One better than two? Alphabet doubles down on artificial intelligence, by merging two of its key AI divisions
The merger decision was announced by CEO Sundar Pichai in a blog post. The move may signal the end of DeepMind’s existence as an independent unit of Google, operating out of the UK as one of Alphabet’s “other bets” initiatives.
Pichai wrote the merger would bring “together two world-class AI teams”, that “will accelerate our progress in AI and help us develop more capable AI systems more safely and responsibly.”
Pichai wrote that Google has been an “AI-first company since 2016”, and that “along the way, we’ve been lucky to have two world-class research teams leading the entire industry forward with foundational breakthroughs that have ushered in a new era of AI.”
“The pace of progress is now faster than ever before,” noted Pichai. “To ensure the bold and responsible development of general AI, we’re creating a unit that will help us build more capable systems more safely and responsibly.”
“This group, called Google DeepMind, will bring together two leading research groups in the AI field: the Brain team from Google Research, and DeepMind,” he wrote.
“Combining all this talent into one focused team, backed by the computational resources of Google, will significantly accelerate our progress in AI,” said Pichai. “As CEO of Google DeepMind, Demis Hassabis will lead the development of our most capable and responsible general AI systems – research that will help power the next generation of our products and services.”
Jeff Dean, Google’s former senior vice president of Google Research and Health who co-founded the Brain team, will be promoted to chief scientist at Google, reporting to Pichai.
Dean will head up the “most critical and strategic” technical projects related to AI, the first of which will be a series of powerful, multimodal AI models, Pichai added.
Pichai wrote that “Google Research will continue its important work leading fundamental advances in computer science across areas such as algorithms and theory, privacy and security, quantum computing, health, climate and sustainability and responsible AI.”
“I’m so excited for the next phase of this journey, the progress we’ll make against our mission, and all the ways we’ll help people reach their potential with increasingly capable and responsible AI,” noted Pichai.
There is no word as to whether the merged Google DeepMind division will continue to operate in the United Kingdom or United States (or both), and whether there will be any job losses if a move is mandated.
DeepMind is led by co-founder Demis Hassabis. He founded DeepMind in 2010 with Shane Legg and Mustafa Suleyman after the three met at University College London’s Gatsby Computational Neuroscience Unit.

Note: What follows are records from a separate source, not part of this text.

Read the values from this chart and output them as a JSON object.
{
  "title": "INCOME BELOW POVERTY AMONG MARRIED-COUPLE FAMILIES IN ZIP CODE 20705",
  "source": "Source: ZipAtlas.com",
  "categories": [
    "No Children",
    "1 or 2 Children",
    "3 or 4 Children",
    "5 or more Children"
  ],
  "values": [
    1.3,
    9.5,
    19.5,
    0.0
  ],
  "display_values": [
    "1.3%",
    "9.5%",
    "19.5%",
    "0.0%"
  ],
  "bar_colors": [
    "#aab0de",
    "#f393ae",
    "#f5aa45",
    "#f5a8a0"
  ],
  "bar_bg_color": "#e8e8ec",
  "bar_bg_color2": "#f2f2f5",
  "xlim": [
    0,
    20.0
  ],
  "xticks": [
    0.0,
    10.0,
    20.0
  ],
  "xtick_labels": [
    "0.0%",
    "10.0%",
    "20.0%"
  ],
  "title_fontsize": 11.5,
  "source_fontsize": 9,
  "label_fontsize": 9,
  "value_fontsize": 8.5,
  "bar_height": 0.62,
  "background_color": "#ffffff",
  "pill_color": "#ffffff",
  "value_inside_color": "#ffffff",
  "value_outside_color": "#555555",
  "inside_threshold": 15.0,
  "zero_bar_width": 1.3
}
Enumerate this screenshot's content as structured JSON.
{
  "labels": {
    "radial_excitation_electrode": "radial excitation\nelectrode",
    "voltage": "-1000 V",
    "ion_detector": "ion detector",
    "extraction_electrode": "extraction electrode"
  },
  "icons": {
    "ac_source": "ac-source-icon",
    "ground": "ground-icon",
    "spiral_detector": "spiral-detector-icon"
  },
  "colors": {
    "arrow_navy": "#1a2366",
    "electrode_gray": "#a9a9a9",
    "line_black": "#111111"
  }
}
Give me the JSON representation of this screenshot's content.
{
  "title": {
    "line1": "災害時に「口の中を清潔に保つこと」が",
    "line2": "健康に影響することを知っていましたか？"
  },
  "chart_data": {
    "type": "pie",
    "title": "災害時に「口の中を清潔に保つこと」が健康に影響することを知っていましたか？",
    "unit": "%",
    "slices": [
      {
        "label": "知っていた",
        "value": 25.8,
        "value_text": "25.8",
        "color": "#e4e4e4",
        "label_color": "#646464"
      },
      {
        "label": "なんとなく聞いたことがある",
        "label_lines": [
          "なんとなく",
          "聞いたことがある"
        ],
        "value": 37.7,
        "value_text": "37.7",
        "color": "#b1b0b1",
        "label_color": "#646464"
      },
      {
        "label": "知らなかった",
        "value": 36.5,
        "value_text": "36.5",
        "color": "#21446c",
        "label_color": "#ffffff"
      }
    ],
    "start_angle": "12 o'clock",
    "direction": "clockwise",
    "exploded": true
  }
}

Deepmind created a system that beat the world champion at the board game Go in 2016, while its 2020 research into using AI to predict how proteins fold into different shapes was considered a potential breakthrough for drug discovery.
“By creating Google DeepMind, I believe we can get to that future faster,” Hassabis wrote in a blog post. “Building ever more capable and general AI, safely and responsibly, demands that we solve some of the hardest scientific and engineering challenges of our time. For that, we need to work with greater speed, stronger collaboration and execution, and to simplify the way we make decisions to focus on achieving the biggest impact.”
Despite the fine sounding rhetoric, there have been reports that DeepMind and Google have clashed in the past.
In 2021, DeepMind reportedly lost its years long bid to gain more independence from Google, amid pressure from Google for DeepMind to commercialise its work.
In early 2022 DeepMind co-founder Mustafa Suleyman left Google to become a partner at Silicon Valley venture capital firm Greylock.
Suleyman was reportedly amongst those who resisted Google’s AI work with the US Department of Defense.
Alphabet announced the launch of Bard in February to take on ChatGPT, but lost $100 billion in value on 8 February after Bard shared inaccurate information in a promotional video and a company event failed to dazzle.